1) em termos de Potência Radiativa de Fogo (PRF), a maioria (272; 97,84%) foi alta, ou seja, acima de 100 MW e igual ou abaixo de 600 MW. Enquanto seis registros (2,16%) foram considerados muito altos (PRF>600MW), representando grandes incêndios.

2) os dias mais críticos em termos de número de focos foram domingo (70; 25,18%), sábado (42; 15,11%), terça (32; 11,51%) e segunda (28; 10,07%). Quanto à média da PRF (XPRF), os dias mais críticos foram domingo (XPRF=249,32MW), sábado (XPRF=166,59MW) e terça (XPRF=165,68MW), seguidos por segunda (XPRF=158,68) e quarta (XPRF=158,56MW).

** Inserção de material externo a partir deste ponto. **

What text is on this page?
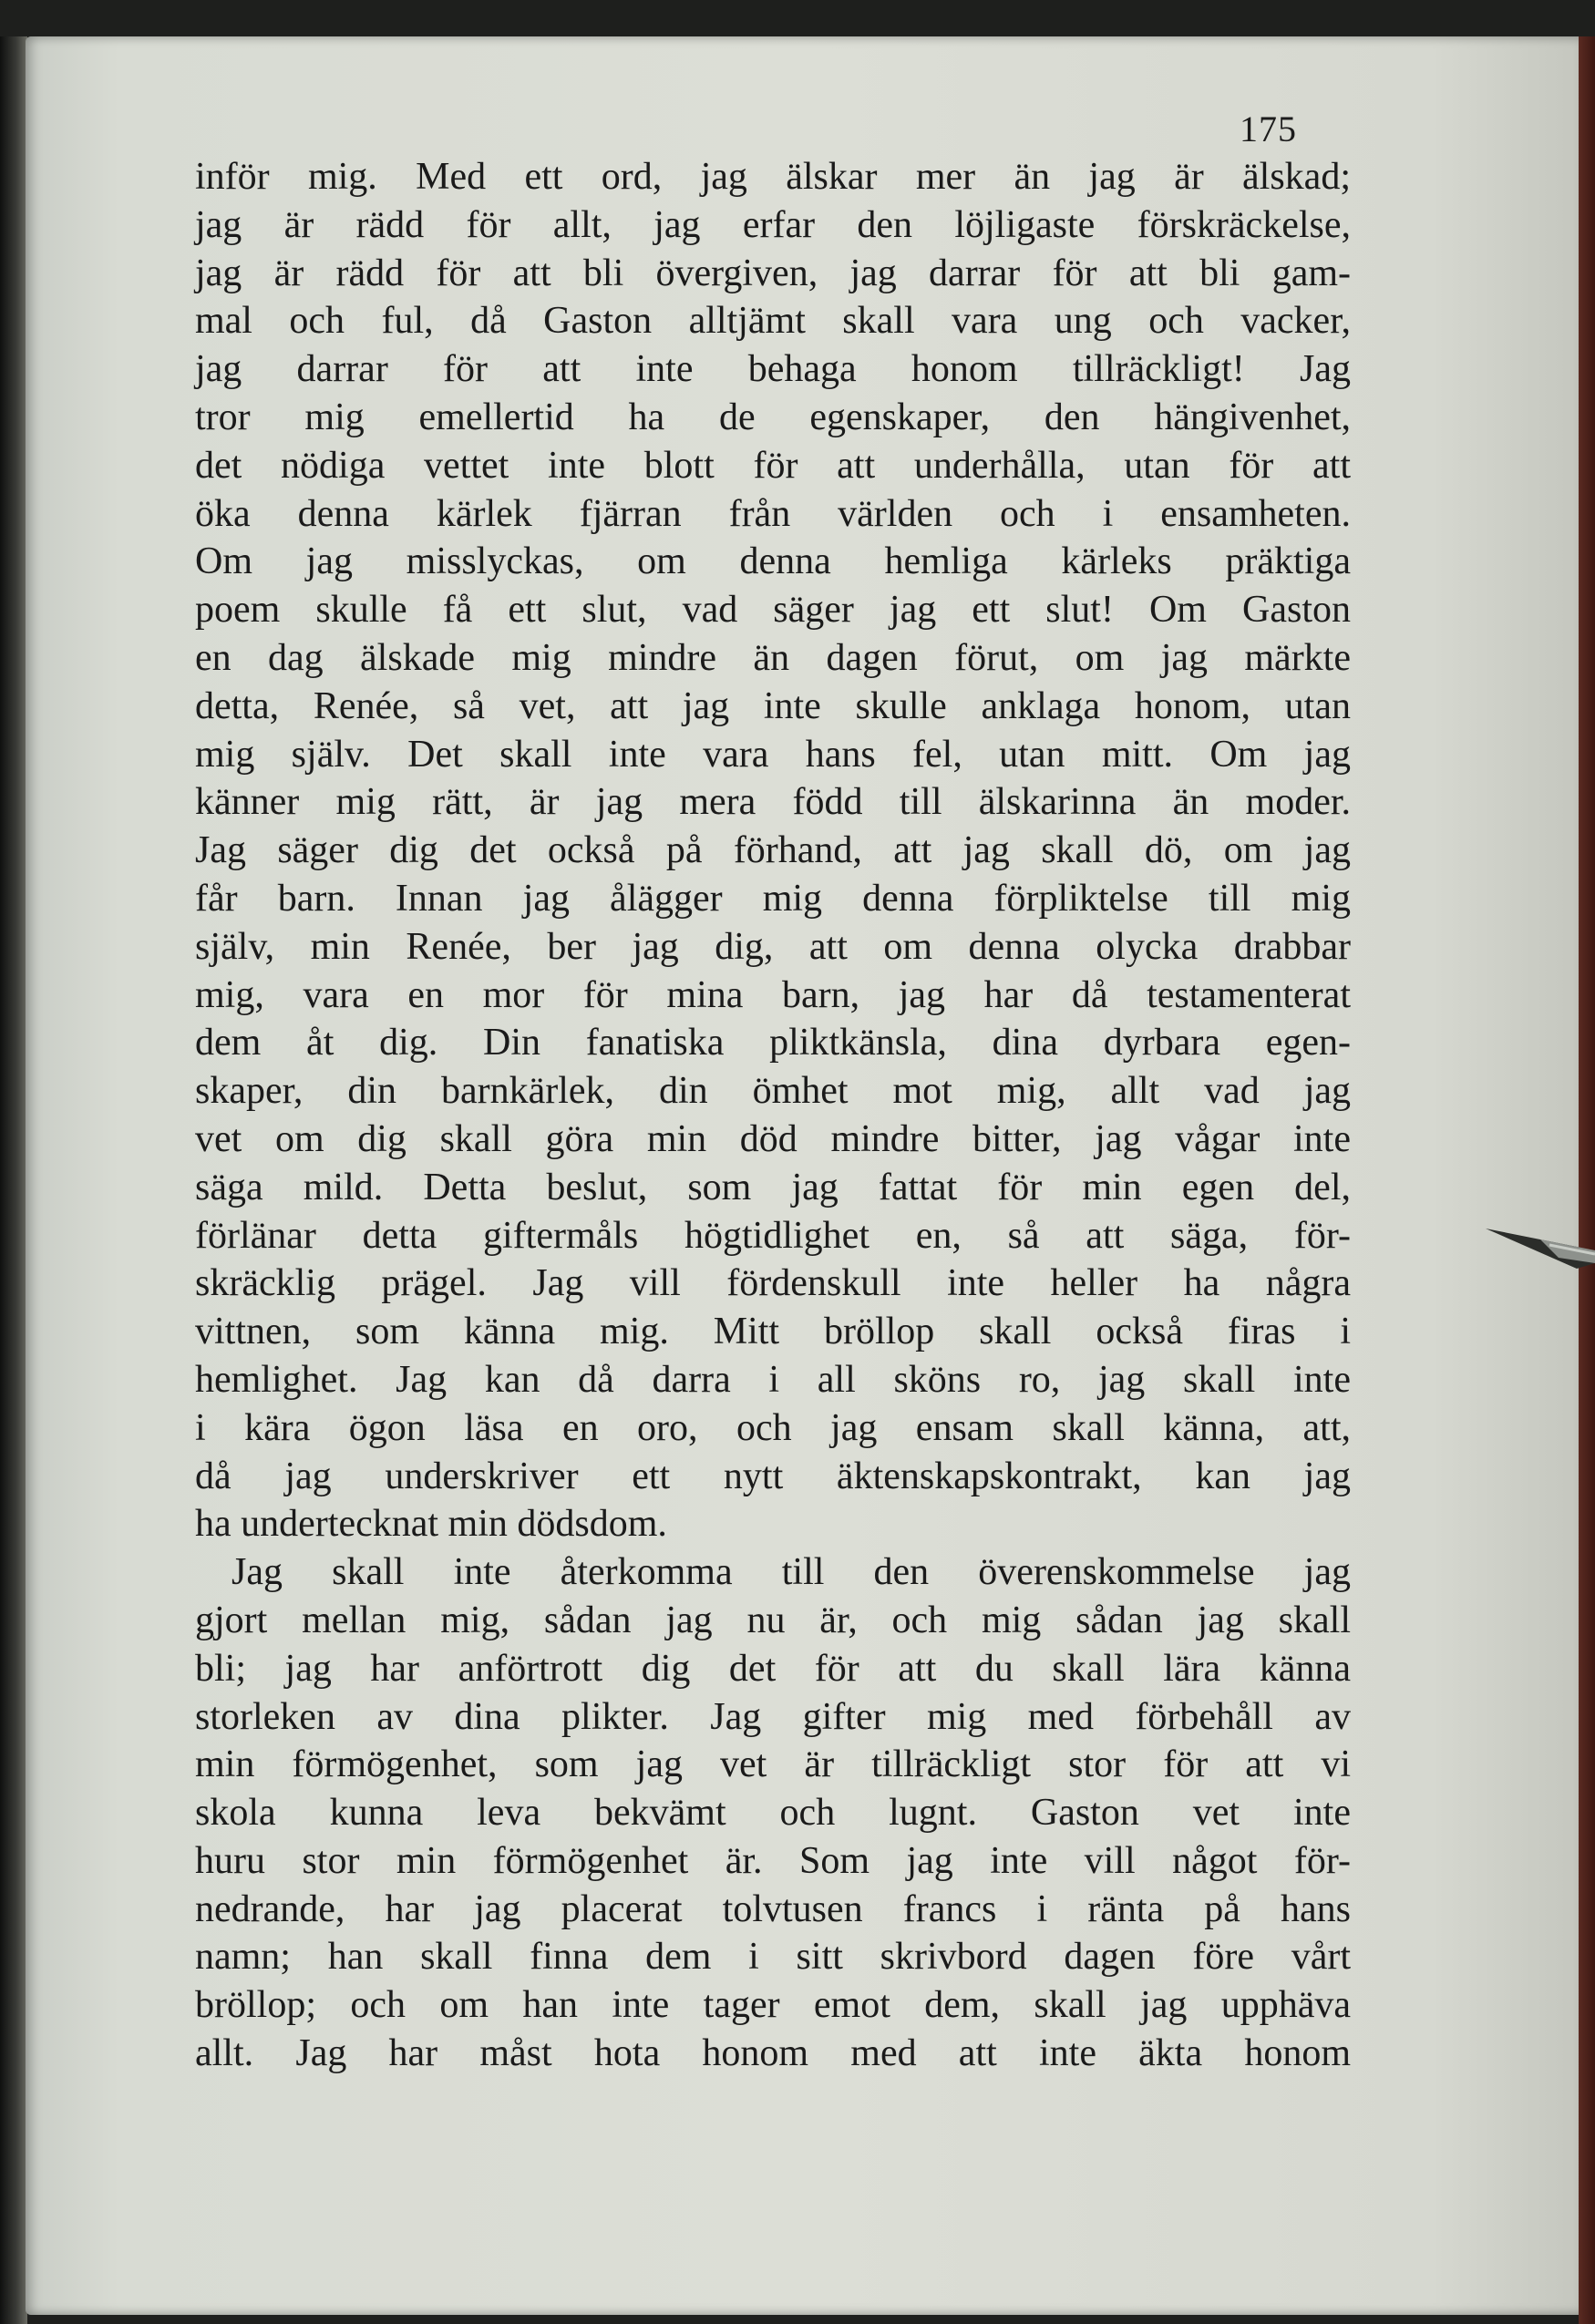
175
inför mig. Med ett ord, jag älskar mer än jag är älskad;
jag är rädd för allt, jag erfar den löjligaste förskräckelse,
jag är rädd för att bli övergiven, jag darrar för att bli gam-
mal och ful, då Gaston alltjämt skall vara ung och vacker,
jag darrar för att inte behaga honom tillräckligt! Jag
tror mig emellertid ha de egenskaper, den hängivenhet,
det nödiga vettet inte blott för att underhålla, utan för att
öka denna kärlek fjärran från världen och i ensamheten.
Om jag misslyckas, om denna hemliga kärleks präktiga
poem skulle få ett slut, vad säger jag ett slut! Om Gaston
en dag älskade mig mindre än dagen förut, om jag märkte
detta, Renée, så vet, att jag inte skulle anklaga honom, utan
mig själv. Det skall inte vara hans fel, utan mitt. Om jag
känner mig rätt, är jag mera född till älskarinna än moder.
Jag säger dig det också på förhand, att jag skall dö, om jag
får barn. Innan jag ålägger mig denna förpliktelse till mig
själv, min Renée, ber jag dig, att om denna olycka drabbar
mig, vara en mor för mina barn, jag har då testamenterat
dem åt dig. Din fanatiska pliktkänsla, dina dyrbara egen-
skaper, din barnkärlek, din ömhet mot mig, allt vad jag
vet om dig skall göra min död mindre bitter, jag vågar inte
säga mild. Detta beslut, som jag fattat för min egen del,
förlänar detta giftermåls högtidlighet en, så att säga, för-
skräcklig prägel. Jag vill fördenskull inte heller ha några
vittnen, som känna mig. Mitt bröllop skall också firas i
hemlighet. Jag kan då darra i all sköns ro, jag skall inte
i kära ögon läsa en oro, och jag ensam skall känna, att,
då jag underskriver ett nytt äktenskapskontrakt, kan jag
ha undertecknat min dödsdom.
Jag skall inte återkomma till den överenskommelse jag
gjort mellan mig, sådan jag nu är, och mig sådan jag skall
bli; jag har anförtrott dig det för att du skall lära känna
storleken av dina plikter. Jag gifter mig med förbehåll av
min förmögenhet, som jag vet är tillräckligt stor för att vi
skola kunna leva bekvämt och lugnt. Gaston vet inte
huru stor min förmögenhet är. Som jag inte vill något för-
nedrande, har jag placerat tolvtusen francs i ränta på hans
namn; han skall finna dem i sitt skrivbord dagen före vårt
bröllop; och om han inte tager emot dem, skall jag upphäva
allt. Jag har måst hota honom med att inte äkta honom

A maioria dos eventos foi registrada pelos satélites da NASA de dia (276; 99,28%), enquanto apenas dois foram pela noite (0,72%). Além disso, o horário em que houve maior quantidade de registros detectados é entre 12h e 18h, com 258 casos observados (92,81%), seguido pelo horário das 6h01 às 11h59 (18; 6,47%) e das 18h01 às 23h59, representando apenas dois casos (0,72%). Não houve registro entre 00h e 6h da manhã.

Em termos de números de focos e anomalias térmicas por mês, observou-se que outubro (161; 57,91%) foi o mais crítico, seguido por setembro (79; 28,42%) e agosto com 38 casos (13,67%).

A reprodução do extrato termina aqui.